It was just striking the hour of noon, when she breathed her last.
I tottered to her room at last; it seemed to me as if I must still find her alive; and when I was in her chair, I could not realize that I was seated there, and that she lay so near me, while I could do nothing for her.
I do not know how it was, but I felt awed by the very silence of the place.
Martella said, "I have stopped the clock; it, too, shall stand still."
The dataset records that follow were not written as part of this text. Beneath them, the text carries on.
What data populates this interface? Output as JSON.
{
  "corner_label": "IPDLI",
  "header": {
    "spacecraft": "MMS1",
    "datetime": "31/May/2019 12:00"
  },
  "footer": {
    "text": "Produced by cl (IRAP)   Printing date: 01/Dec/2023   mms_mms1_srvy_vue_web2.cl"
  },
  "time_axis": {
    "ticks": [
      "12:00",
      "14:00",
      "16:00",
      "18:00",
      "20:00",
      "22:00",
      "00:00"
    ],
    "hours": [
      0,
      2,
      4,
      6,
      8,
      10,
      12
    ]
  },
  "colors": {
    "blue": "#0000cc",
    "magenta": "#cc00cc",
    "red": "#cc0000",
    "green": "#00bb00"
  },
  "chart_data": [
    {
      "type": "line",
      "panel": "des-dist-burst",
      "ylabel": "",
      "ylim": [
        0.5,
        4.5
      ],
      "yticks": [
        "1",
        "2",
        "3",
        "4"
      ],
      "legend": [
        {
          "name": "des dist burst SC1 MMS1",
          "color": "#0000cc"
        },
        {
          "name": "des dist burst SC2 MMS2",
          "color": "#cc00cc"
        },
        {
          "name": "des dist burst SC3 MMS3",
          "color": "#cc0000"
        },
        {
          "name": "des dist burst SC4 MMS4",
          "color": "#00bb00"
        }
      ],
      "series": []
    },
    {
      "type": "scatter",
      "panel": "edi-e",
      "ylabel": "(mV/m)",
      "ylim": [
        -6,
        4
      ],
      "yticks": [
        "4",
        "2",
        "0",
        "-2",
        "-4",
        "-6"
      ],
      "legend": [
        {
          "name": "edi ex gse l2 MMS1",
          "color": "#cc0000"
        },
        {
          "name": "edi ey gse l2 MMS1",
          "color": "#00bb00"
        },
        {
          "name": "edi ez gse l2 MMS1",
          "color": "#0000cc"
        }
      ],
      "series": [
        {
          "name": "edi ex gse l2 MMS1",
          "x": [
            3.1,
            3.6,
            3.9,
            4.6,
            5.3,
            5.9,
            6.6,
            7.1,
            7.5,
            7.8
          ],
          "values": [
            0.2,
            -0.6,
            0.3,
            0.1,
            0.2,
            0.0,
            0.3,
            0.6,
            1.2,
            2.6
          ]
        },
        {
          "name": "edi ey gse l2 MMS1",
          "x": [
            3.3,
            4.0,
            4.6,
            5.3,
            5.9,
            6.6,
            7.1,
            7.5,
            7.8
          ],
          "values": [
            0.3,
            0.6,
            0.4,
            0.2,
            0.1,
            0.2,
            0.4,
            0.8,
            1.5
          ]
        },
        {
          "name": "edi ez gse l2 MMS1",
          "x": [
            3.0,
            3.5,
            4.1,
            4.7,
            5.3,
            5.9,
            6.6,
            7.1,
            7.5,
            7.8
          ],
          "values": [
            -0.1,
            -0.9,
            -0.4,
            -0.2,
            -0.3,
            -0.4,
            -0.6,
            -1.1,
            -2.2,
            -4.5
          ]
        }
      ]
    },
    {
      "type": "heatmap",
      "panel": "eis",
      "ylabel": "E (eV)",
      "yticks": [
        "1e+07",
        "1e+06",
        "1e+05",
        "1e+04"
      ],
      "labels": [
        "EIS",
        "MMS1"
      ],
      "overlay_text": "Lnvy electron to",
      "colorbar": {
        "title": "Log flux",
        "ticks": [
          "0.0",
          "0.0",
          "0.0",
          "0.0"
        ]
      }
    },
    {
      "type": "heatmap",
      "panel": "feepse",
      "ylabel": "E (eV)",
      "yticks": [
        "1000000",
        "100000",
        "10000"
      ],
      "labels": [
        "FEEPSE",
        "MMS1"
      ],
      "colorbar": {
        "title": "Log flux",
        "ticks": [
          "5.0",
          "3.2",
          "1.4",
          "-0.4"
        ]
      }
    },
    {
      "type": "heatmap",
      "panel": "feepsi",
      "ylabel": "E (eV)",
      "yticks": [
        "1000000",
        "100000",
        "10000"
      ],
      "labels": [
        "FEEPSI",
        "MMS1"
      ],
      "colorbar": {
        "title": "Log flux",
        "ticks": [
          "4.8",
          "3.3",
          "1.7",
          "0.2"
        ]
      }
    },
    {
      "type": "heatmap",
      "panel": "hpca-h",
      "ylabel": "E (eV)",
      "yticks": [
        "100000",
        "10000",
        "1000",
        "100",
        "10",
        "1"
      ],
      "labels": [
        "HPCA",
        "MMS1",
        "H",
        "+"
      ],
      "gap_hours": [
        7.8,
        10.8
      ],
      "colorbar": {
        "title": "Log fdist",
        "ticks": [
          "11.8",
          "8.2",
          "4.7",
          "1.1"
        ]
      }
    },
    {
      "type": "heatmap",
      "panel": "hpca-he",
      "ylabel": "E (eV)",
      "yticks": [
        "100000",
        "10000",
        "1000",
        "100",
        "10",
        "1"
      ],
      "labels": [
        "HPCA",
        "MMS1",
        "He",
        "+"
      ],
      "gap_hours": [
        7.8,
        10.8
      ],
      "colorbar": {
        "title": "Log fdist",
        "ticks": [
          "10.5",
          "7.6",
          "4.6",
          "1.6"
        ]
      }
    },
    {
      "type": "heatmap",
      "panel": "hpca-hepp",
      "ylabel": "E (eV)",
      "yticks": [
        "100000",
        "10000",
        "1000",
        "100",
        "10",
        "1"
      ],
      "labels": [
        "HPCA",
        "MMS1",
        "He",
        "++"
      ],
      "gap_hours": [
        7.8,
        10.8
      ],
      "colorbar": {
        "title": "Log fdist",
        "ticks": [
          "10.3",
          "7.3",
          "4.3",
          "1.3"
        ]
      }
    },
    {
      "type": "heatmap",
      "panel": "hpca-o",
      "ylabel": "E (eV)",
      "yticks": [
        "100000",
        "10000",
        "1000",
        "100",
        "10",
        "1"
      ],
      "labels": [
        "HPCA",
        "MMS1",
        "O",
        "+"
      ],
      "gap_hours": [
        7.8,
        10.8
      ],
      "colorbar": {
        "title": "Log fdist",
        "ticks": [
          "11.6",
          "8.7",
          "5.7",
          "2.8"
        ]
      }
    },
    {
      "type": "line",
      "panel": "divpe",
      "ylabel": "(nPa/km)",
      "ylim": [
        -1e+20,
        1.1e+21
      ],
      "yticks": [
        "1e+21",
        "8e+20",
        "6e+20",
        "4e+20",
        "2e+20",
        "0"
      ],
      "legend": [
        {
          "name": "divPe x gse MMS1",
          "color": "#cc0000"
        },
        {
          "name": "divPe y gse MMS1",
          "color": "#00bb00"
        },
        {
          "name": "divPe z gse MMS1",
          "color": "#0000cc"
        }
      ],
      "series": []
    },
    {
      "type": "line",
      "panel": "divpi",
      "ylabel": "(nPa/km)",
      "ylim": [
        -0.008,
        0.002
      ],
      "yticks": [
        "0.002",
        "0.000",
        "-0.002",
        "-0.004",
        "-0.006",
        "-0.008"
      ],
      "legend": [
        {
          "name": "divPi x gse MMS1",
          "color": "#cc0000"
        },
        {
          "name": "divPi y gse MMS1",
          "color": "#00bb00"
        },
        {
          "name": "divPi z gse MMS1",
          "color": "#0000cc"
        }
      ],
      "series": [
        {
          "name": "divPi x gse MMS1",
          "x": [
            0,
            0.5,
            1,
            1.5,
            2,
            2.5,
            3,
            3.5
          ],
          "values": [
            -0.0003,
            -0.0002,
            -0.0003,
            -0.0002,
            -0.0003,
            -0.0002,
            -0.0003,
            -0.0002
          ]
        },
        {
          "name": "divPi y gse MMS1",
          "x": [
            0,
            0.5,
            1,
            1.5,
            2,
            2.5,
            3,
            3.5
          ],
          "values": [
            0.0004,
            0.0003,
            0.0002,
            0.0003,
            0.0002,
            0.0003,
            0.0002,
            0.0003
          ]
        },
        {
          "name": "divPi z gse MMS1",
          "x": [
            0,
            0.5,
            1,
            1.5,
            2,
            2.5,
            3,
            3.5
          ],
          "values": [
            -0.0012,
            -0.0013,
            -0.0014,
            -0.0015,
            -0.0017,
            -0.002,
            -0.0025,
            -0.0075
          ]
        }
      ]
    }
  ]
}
They had withdrawn the letter from her convulsively closed hand, and I read it. It has since disappeared--whither, I know not. I remember only this--that it contained news from Algiers, and that Ernst said in it that if Martella and Richard were fond of one another, he was quite ready to release her from any promise to him.
With the exception of Ernst and Ludwig, all of my children were present. Many friends, too, were there. I recollect that I grasped the hands of many of them; but what avails that? They all have their own life left them--I have none.
All arose to attend to the funeral. They set down the coffin in front of the house, and not far from the spring. They told me that my grandson, the vicar, delivered an impressive address in the name of the family. I heard nothing but the rushing of the water.
How I reached her grave, or who led me, I know not.
This alone do I know. I saw how Martella kissed the handful of earth that she threw into the empty grave, and when I returned homeward, the waters were still roaring in our fountain. It roars and roars.
I felt borne down as if by a load of lead. Tears were not vouchsafed me. I could not realize that my hands could move, my eyes see--in fact that I was still alive.